No one wants to be rejected. Especially her. Not saying that guys will take "no" to a date with a grain of salt; the hurt feelings are real for them, too. But girls can typically find themselves submerged in emotional wreckage.
Even in modern society, where gender norms have supposedly become less restricting, the social expectation for a guy to ask a girl out on a date, and not the other way around, still has a strong presence. And college campuses are no exception.
No one wants to admit it, but it's there. And because this norm exists, college girls find themselves guided into an unwelcoming position. Picture a girl excessively paining herself over whether or not the cute guy from chemistry lab likes her back. But you're not allowed to ask him. You can propose a study hangout, but he's supposed to ask you to dinner or ask you on an official date.

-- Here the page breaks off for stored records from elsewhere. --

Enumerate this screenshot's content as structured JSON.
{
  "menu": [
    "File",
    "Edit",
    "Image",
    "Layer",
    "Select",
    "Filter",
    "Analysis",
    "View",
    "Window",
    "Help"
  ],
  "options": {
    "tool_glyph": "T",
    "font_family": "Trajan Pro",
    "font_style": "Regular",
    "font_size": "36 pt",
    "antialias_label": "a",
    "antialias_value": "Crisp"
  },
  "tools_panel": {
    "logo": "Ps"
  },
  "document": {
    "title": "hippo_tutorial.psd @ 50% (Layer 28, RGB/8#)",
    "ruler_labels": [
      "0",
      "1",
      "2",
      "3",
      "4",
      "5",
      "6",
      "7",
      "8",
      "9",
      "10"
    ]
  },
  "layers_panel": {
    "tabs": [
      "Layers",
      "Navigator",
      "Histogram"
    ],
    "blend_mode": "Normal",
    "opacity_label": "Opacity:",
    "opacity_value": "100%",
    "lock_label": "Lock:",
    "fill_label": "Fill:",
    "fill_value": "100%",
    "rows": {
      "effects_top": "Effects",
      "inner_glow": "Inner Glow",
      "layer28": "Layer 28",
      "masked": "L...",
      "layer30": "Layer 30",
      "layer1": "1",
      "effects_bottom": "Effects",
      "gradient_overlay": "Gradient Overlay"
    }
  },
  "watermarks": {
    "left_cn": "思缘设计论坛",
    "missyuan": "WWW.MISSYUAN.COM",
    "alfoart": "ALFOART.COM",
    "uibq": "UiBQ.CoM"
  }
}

Young women can easily fall victim to overanalyzing and overreacting every social interaction with their crush. Suddenly, this state of uncertainty has put all the power in the hands of the guy, who should not be this important of a part in your life.
Burdened by a similar boy-involved anxiety, I decided to screw the social expectation and take matters into my own hands. I asked a guy out whom I had become close with over the duration of the past semester; at the time, we were just friends.

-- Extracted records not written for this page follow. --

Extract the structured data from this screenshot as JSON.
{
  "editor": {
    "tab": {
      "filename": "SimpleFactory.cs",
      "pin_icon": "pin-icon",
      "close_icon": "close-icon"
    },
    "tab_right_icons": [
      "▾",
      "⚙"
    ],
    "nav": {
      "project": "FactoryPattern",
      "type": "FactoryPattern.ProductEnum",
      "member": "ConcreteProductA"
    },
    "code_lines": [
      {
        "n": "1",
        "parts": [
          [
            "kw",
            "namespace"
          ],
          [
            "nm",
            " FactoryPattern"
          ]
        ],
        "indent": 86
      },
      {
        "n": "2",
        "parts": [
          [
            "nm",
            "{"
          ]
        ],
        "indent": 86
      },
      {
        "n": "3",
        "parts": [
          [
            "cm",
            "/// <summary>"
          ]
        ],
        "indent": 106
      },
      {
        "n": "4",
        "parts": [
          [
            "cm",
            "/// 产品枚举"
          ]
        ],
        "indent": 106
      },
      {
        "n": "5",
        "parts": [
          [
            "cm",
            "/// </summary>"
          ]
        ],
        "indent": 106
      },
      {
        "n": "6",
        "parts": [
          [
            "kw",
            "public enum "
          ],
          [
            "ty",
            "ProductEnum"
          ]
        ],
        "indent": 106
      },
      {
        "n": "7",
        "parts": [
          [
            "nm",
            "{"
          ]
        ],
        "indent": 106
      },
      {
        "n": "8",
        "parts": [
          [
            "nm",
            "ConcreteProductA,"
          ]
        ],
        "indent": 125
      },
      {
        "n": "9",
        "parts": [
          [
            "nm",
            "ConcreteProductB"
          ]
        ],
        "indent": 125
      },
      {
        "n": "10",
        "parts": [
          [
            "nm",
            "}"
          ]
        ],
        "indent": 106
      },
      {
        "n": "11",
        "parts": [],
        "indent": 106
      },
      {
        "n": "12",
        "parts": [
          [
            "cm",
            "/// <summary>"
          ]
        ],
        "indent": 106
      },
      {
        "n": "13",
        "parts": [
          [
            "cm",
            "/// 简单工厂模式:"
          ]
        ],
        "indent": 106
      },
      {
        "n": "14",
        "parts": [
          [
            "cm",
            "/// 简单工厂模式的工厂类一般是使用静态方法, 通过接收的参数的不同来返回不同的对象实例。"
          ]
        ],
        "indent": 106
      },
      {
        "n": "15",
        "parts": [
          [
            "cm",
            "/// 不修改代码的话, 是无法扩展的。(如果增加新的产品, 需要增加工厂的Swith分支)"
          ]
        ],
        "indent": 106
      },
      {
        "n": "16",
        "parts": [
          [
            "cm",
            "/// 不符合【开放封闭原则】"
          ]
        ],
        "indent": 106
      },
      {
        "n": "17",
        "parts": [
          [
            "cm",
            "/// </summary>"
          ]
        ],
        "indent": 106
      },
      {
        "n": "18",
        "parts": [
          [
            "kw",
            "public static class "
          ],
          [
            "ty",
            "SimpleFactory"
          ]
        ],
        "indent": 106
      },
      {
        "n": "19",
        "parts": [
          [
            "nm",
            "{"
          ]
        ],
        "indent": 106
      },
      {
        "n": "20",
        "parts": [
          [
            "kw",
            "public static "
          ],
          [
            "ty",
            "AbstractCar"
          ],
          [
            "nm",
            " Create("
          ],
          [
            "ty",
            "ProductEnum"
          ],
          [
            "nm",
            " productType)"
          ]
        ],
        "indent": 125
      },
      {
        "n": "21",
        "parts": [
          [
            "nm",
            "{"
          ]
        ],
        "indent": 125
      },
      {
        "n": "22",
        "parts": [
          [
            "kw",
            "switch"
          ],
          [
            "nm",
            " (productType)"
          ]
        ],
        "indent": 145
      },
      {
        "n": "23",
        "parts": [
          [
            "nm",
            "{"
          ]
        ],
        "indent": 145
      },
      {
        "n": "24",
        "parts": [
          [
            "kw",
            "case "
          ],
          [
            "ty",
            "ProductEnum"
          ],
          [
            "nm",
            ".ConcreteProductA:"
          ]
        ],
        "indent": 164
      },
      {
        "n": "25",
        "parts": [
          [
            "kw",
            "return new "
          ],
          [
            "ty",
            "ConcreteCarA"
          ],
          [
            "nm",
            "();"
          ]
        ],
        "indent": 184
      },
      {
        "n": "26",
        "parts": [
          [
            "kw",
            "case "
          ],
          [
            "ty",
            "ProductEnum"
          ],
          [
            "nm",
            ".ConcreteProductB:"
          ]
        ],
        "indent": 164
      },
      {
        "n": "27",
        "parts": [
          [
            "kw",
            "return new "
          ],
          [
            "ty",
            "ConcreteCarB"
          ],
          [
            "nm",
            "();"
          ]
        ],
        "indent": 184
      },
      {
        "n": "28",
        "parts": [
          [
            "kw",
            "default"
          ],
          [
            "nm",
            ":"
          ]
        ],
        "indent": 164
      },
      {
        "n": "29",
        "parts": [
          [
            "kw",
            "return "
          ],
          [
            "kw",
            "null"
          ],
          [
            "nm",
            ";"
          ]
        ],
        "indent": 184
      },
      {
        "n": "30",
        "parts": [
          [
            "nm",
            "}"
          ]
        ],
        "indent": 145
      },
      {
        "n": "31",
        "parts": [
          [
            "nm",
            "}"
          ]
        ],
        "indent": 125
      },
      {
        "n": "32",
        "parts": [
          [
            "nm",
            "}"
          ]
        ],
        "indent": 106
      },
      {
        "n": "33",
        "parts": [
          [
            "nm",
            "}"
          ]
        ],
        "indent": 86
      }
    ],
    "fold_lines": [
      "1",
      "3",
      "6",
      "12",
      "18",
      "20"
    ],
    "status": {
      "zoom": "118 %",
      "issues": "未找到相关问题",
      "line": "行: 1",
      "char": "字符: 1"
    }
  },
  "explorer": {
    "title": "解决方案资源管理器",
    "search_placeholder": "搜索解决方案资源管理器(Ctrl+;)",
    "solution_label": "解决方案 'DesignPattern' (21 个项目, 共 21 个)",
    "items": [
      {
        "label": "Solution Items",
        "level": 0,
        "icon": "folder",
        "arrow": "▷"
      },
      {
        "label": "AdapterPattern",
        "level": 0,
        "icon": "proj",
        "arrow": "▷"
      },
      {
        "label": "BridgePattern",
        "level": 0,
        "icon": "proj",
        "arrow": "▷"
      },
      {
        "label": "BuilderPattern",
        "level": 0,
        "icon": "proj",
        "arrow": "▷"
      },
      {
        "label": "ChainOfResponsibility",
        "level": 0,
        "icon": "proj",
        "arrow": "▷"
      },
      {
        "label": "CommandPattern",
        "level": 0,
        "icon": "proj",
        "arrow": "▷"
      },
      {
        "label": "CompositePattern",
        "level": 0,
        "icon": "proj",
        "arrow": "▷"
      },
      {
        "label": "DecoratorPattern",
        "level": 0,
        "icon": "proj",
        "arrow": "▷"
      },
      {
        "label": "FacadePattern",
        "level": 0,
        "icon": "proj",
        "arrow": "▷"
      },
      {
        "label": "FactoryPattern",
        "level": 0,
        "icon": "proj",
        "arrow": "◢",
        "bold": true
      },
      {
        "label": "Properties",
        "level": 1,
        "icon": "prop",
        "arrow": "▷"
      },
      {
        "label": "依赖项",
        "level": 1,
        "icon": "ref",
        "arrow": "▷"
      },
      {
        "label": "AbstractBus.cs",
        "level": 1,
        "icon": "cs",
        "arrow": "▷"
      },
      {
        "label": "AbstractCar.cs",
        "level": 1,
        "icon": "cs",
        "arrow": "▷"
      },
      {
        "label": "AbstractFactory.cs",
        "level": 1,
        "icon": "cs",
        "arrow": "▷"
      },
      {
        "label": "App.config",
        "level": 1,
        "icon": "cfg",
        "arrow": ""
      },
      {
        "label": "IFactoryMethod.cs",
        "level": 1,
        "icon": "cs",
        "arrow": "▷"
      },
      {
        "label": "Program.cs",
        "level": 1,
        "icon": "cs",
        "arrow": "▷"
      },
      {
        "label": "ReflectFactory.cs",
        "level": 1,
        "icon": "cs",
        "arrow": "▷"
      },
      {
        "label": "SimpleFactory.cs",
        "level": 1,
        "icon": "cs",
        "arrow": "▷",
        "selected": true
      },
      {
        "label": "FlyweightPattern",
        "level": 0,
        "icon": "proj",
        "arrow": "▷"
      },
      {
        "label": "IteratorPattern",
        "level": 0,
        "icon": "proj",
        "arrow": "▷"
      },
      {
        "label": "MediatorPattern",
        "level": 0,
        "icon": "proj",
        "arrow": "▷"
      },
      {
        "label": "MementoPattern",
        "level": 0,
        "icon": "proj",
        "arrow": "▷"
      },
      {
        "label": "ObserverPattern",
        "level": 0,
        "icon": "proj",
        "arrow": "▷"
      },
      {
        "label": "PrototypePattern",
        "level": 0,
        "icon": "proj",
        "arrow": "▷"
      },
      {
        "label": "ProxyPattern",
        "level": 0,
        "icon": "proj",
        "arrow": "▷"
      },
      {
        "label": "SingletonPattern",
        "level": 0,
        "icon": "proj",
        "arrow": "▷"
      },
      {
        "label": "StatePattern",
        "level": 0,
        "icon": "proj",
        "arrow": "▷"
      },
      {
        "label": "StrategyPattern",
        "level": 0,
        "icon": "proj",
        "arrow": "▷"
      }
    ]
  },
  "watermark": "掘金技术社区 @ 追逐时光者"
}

First off, let me say that it's not a lie when the Internet tells you that guys do like when girls can ask them out. Making that first move is courageous and respectable. After all, he may just be too shy to ask you- - maybe because he's unsure if the both of you have mutual feelings for each other.
It was a daunting task, even when I was confident he would say yes. Some of my closest friends also fully supported my decision and shared my hopes with zero doubt.
He said no.
No more mind tricks; it was made painfully clear. At first, my mind was only stuck on, "Where did I go wrong?" After all, I thought I'd made good efforts to show my potential interest in something more, and I thought he had responded encouragingly. Also, a quiet, polite guy saying "no" is never in the script. But I soon realized that was just another social expectation I had: the expectation that nice guys don't turn girls down.

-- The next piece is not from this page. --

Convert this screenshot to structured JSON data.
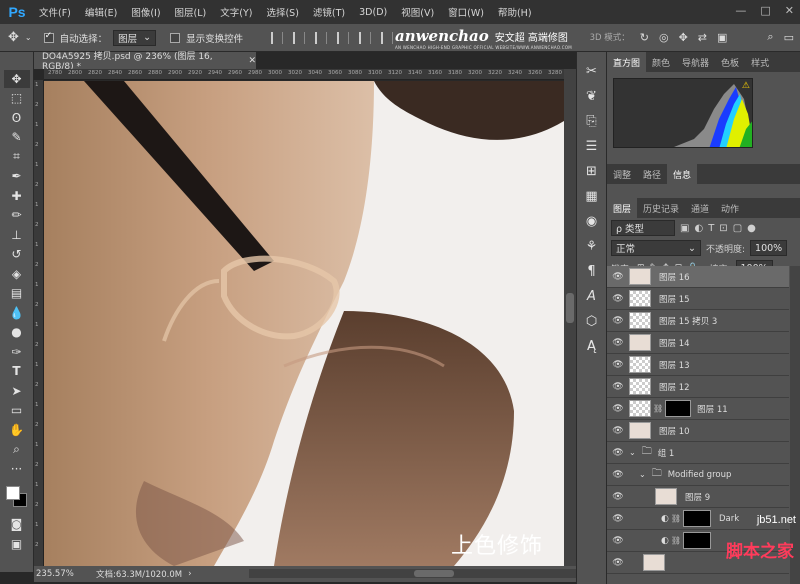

Unknowingly, I created an expectation when I thought I was only breaking one down.
So ladies, you may not get the answer you want to hear. But don't ever let that stop you from taking control of any desired potential romantic relationships, as long as those feelings are real. In hindsight, I don't regret a single moment of that decision to ask a guy out. Because I might've otherwise spent an entire semester anxiously and eagerly awaiting a date invitation that would never come.